On the morning of Purim, after I pray and hear the Scroll of Esther read aloud, I put a wad of $20 bills in my pocket and get on my bike. Not singles. Not the $5 I might hand someone at a stoplight. Twenties. Enough that when I see someone sitting on the sidewalk with a sleeping bag or cardboard sign, I pull a couple of bills from my pocket and hand them over. It feels like real money. It feels like too much.
That is the point.
I am not a perfect giver. My wife and I are not hitting the 10% ideal that Jewish law commands. In truth, we give far less than we once imagined we would at this stage of our lives. Day school tuition and debt have a way of narrowing even the most generous of intentions. On Purim, I try to push against that narrowing.
Purim has the reputation of being Judaism’s carnival - costumes, drinking, irreverence, and near debauchery. But its core is surprisingly structured. The rabbis derive four commandments from the Scroll of Esther: hear the story, share a festive meal, send portions of food to friends, and give gifts to the poor.
Of those, only one is directed beyond our own circle.
The teachings of the Talmud on Purim charity
The Talmud (Jerusalem Talmud Megillah 1:4) teaches that on Purim, “Anyone who stretches out a hand, we give.” The language is strikingly open. No scrutiny. No investigation into the recipient’s worthiness.
The commandment may have emerged in a Jewish community ensuring its own poor could share in the feast, but Purim itself is a story about the contingency of fate - what feels set in stone can suddenly prove unstable, about categories that refuse to stay fixed.
Haman casts lots to determine the day of the Jewish people’s annihilation. Fate looks sealed. A decree is written. The categories seem fixed: insider and outsider, safe and doomed. And then, everything turns.
Purim teaches that what looks permanent is often fragile. This is no less true about poverty and wealth; one’s fortunes can change instantaneously. By giving tzedakah on Purim, we adopt a posture that recognizes the contingency of fate.
Indeed, if fate itself can reverse so suddenly, then perhaps my own position is less secure than I like to imagine. I may be the one giving today. That does not mean I am permanently the giver. The practice serves as a reminder about the ephemerality of our seemingly permanent roles.
This runs against the model of tzedakah heralded by Maimonides and ubiquitous in American Jewish life. In Maimonides’ ladder of tzedakah, the highest forms of giving are strategic, structured, and even anonymous. For many Jews, that ladder has come to define Jewish philanthropy itself.
The Maimonidean model assumes stability: that the giver can stand outside the need, that charity can be organized and optimized. Most of the year, that assumption is necessary. It protects dignity and builds sustainable systems.
Purim offers a different model.
On Purim, the instruction is simpler: If a hand reaches out, you answer. The emphasis is not on optimization, but immediacy.
Nel Noddings, one of the founders of Care Ethics, put it beautifully in ”Peace Education: How We Come to Love and Hate War”: “A great attraction of care ethics… is its refusal to encode or construct a catalog of principles and rules. One who cares must meet the cared-for just as he or she is, as a whole human being with individual needs and interests. […] At most, it directs us to attend, to listen, and to respond as positively as possible.”

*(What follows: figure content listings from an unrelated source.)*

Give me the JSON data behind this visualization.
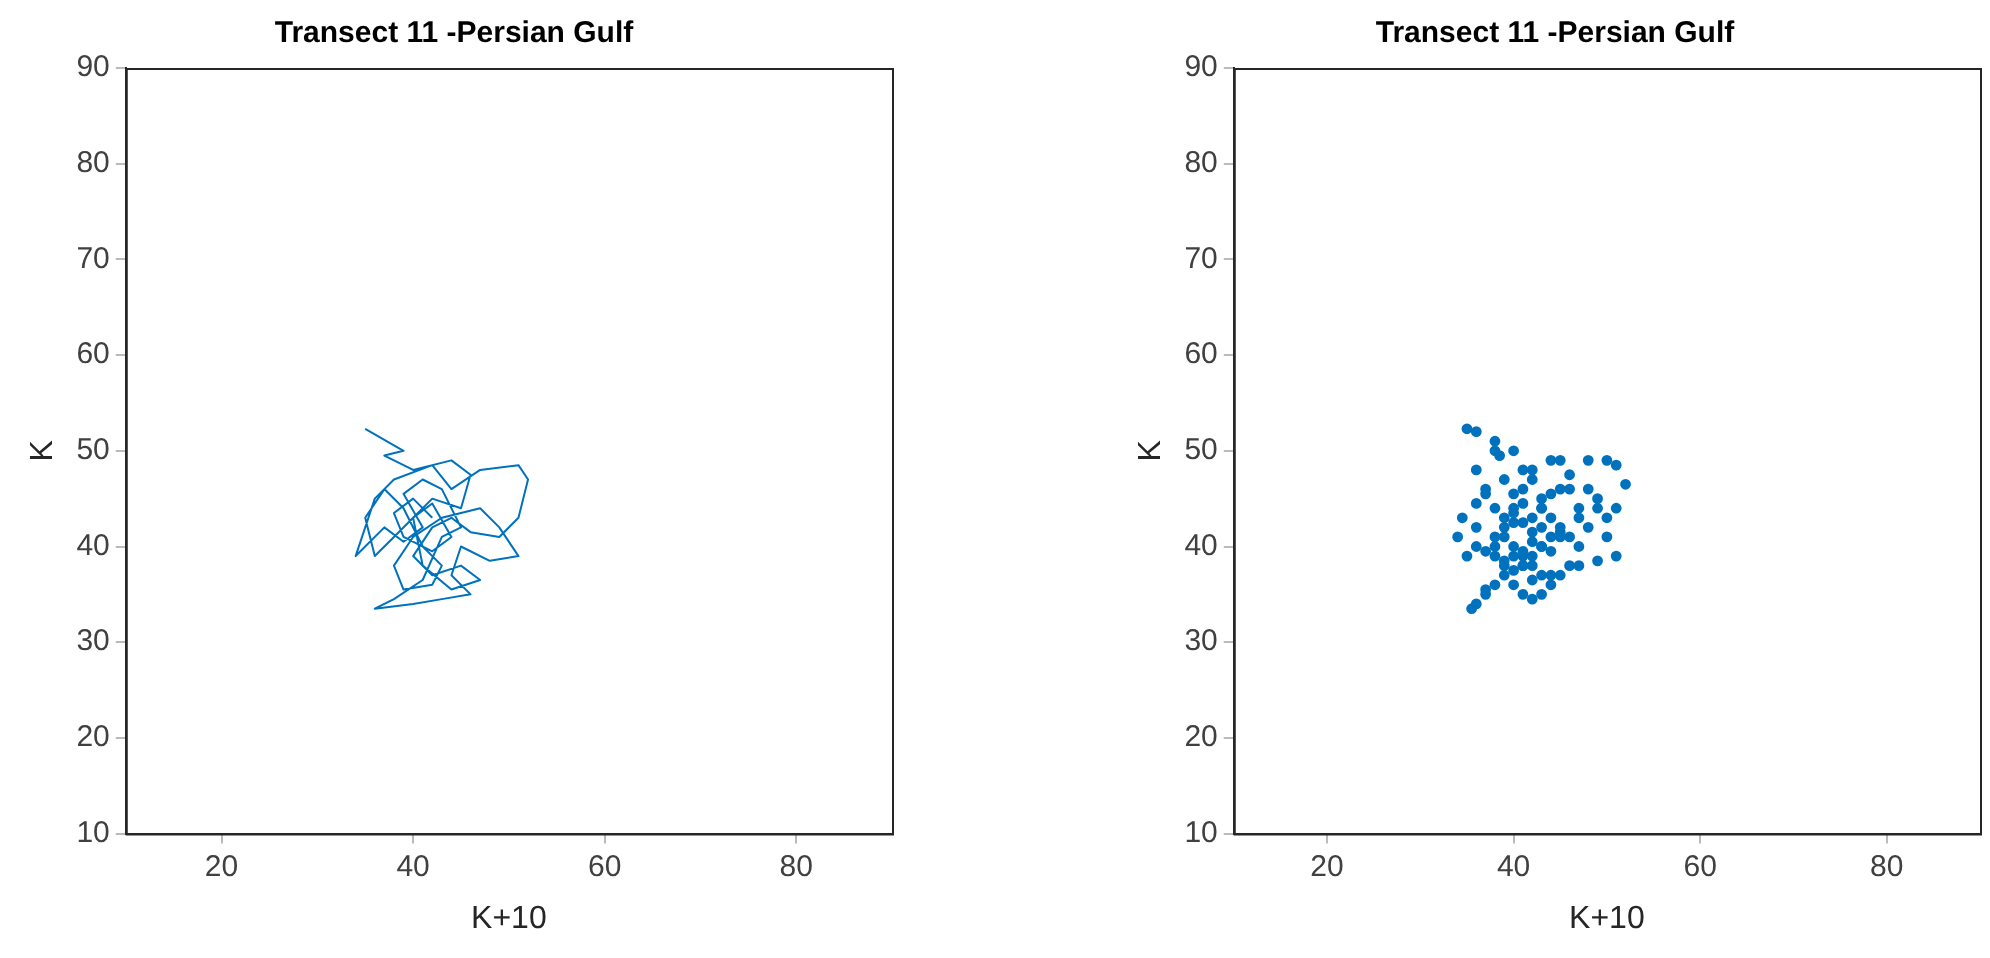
{
  "chart_data": [
    {
      "type": "line",
      "title": "Transect 11 -Persian Gulf",
      "xlabel": "K+10",
      "ylabel": "K",
      "color": "#0072bd",
      "line_style": "solid",
      "xlim": [
        10,
        90
      ],
      "ylim": [
        10,
        90
      ],
      "xticks": [
        20,
        40,
        60,
        80
      ],
      "yticks": [
        10,
        20,
        30,
        40,
        50,
        60,
        70,
        80,
        90
      ],
      "x": [
        35,
        39,
        37,
        40,
        44,
        46,
        45,
        42,
        40,
        38,
        36,
        35,
        37,
        39,
        41,
        43,
        42,
        39,
        38,
        40,
        43,
        47,
        49,
        51,
        48,
        45,
        44,
        46,
        43,
        40,
        36,
        38,
        41,
        43,
        45,
        43,
        41,
        39,
        41,
        39,
        37,
        34,
        36,
        38,
        42,
        44,
        47,
        51,
        52,
        51,
        49,
        46,
        44,
        42,
        40,
        42,
        45,
        47,
        44,
        41,
        40,
        42,
        44,
        42,
        39,
        38,
        40,
        42
      ],
      "values": [
        52.3,
        50,
        49.5,
        48,
        49,
        47.5,
        44,
        45,
        43,
        41,
        39,
        43,
        46,
        44,
        40,
        38,
        36,
        35.5,
        38,
        41,
        43,
        44,
        42,
        39,
        38.5,
        40,
        37,
        35,
        34.5,
        34,
        33.5,
        34.5,
        36.5,
        41,
        42,
        46,
        47,
        45.5,
        42,
        40.5,
        42,
        39,
        45,
        47,
        48.5,
        46,
        48,
        48.5,
        47,
        43,
        41,
        41.5,
        43,
        42,
        39,
        37,
        38,
        36.5,
        35.5,
        38,
        43,
        44.5,
        41,
        39.5,
        41,
        43.5,
        45,
        43
      ]
    },
    {
      "type": "scatter",
      "title": "Transect 11 -Persian Gulf",
      "xlabel": "K+10",
      "ylabel": "K",
      "color": "#0072bd",
      "marker": "circle",
      "xlim": [
        10,
        90
      ],
      "ylim": [
        10,
        90
      ],
      "xticks": [
        20,
        40,
        60,
        80
      ],
      "yticks": [
        10,
        20,
        30,
        40,
        50,
        60,
        70,
        80,
        90
      ],
      "x": [
        35,
        36,
        38,
        38.5,
        40,
        41,
        39,
        37,
        42,
        44,
        46,
        45,
        48,
        50,
        51,
        52,
        49,
        47,
        43,
        41,
        40,
        39,
        38,
        36,
        35,
        34,
        34.5,
        36,
        37,
        38,
        40,
        42,
        43,
        44,
        45,
        46,
        47,
        48,
        50,
        51,
        49,
        47,
        45,
        44,
        43,
        42,
        41,
        40,
        39,
        38,
        37,
        36,
        35.5,
        37,
        39,
        41,
        43,
        45,
        44,
        42,
        40,
        38,
        36,
        41,
        42,
        43,
        44,
        42,
        41,
        40,
        39,
        40,
        41,
        43,
        44,
        46,
        48,
        49,
        47,
        45,
        43,
        42,
        41,
        39,
        38,
        37,
        40,
        42,
        44,
        46,
        36,
        38,
        42,
        45,
        50,
        51,
        39,
        41,
        43,
        40
      ],
      "values": [
        52.3,
        52,
        51,
        49.5,
        50,
        48,
        47,
        46,
        48,
        49,
        47.5,
        46,
        49,
        49,
        48.5,
        46.5,
        45,
        44,
        45,
        46,
        44,
        43,
        41,
        40,
        39,
        41,
        43,
        44.5,
        45.5,
        44,
        42.5,
        43,
        44,
        43,
        42,
        41,
        40,
        42,
        41,
        39,
        38.5,
        38,
        37,
        36,
        35,
        34.5,
        35,
        36,
        37,
        36,
        35,
        34,
        33.5,
        35.5,
        38,
        39,
        40,
        41,
        39.5,
        38,
        39,
        40,
        42,
        42.5,
        41.5,
        42,
        41,
        40.5,
        39.5,
        40,
        42,
        43.5,
        44.5,
        44,
        45.5,
        46,
        46,
        44,
        43,
        41.5,
        40,
        39,
        38,
        38.5,
        39,
        39.5,
        37.5,
        36.5,
        37,
        38,
        48,
        50,
        47,
        49,
        43,
        44,
        41,
        38,
        37,
        45.5
      ]
    }
  ]
}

Giving what feels ordinary would leave the instinct to abide by a “catalog of principles” intact. But when I peel a couple of twenties from the stack and press them into someone’s hand, there is no system - neither structure nor the distance that tends to go with it. Just me and the person in front of me. By contrast, giving what feels like too much interrupts my reflex to calculate and strategize.
This is not to criticize the typical model of philanthropic giving - we need structure to be maximally impactful. Rather, both models have something to teach us: The Maimonidean makes giving maximally effective, and this “Purim model” creates solidarity through presence.
Connectedness is not abstract; it happens face-to-face. I often take off my helmet so my kippah is visible. It matters to me that my act is recognizably Jewish. There’s always a moment when I consider explaining - sharing that it’s a Jewish holiday, about how anything can change in an instant.
Part of me wonders whether naming it might make the moment feel more connected. But I don’t. To make it explicit would feel too self-serving. I simply say, “God bless,” and ride on.
In contemporary American public life, we have grown accustomed to classifying one another. We label people legal and illegal, citizen and alien. We reduce human beings to productivity metrics and returns on investment. We divide ourselves into camps - enlightened and backward, with us and against us. The categories begin to stand in for the individuals.
Purim asks us to suspend that reflex, if only for a day.
My roll of bills goes quickly. It’s not more than an hour before my pocket is empty. The need is endless. I have not changed the city. At best, I’ve helped someone get a room for the night.
But I have practiced something.
On the day we wear masks, we are commanded not to look away. On the holiday famous for excess, we are given a disciplined obligation to ensure that no one is left outside of the feast. It is only one day. That is precisely why it matters. For a few hours, we live as if no one is outside the feast.
This Purim, when a hand reaches out, give. Start with something that feels like too much.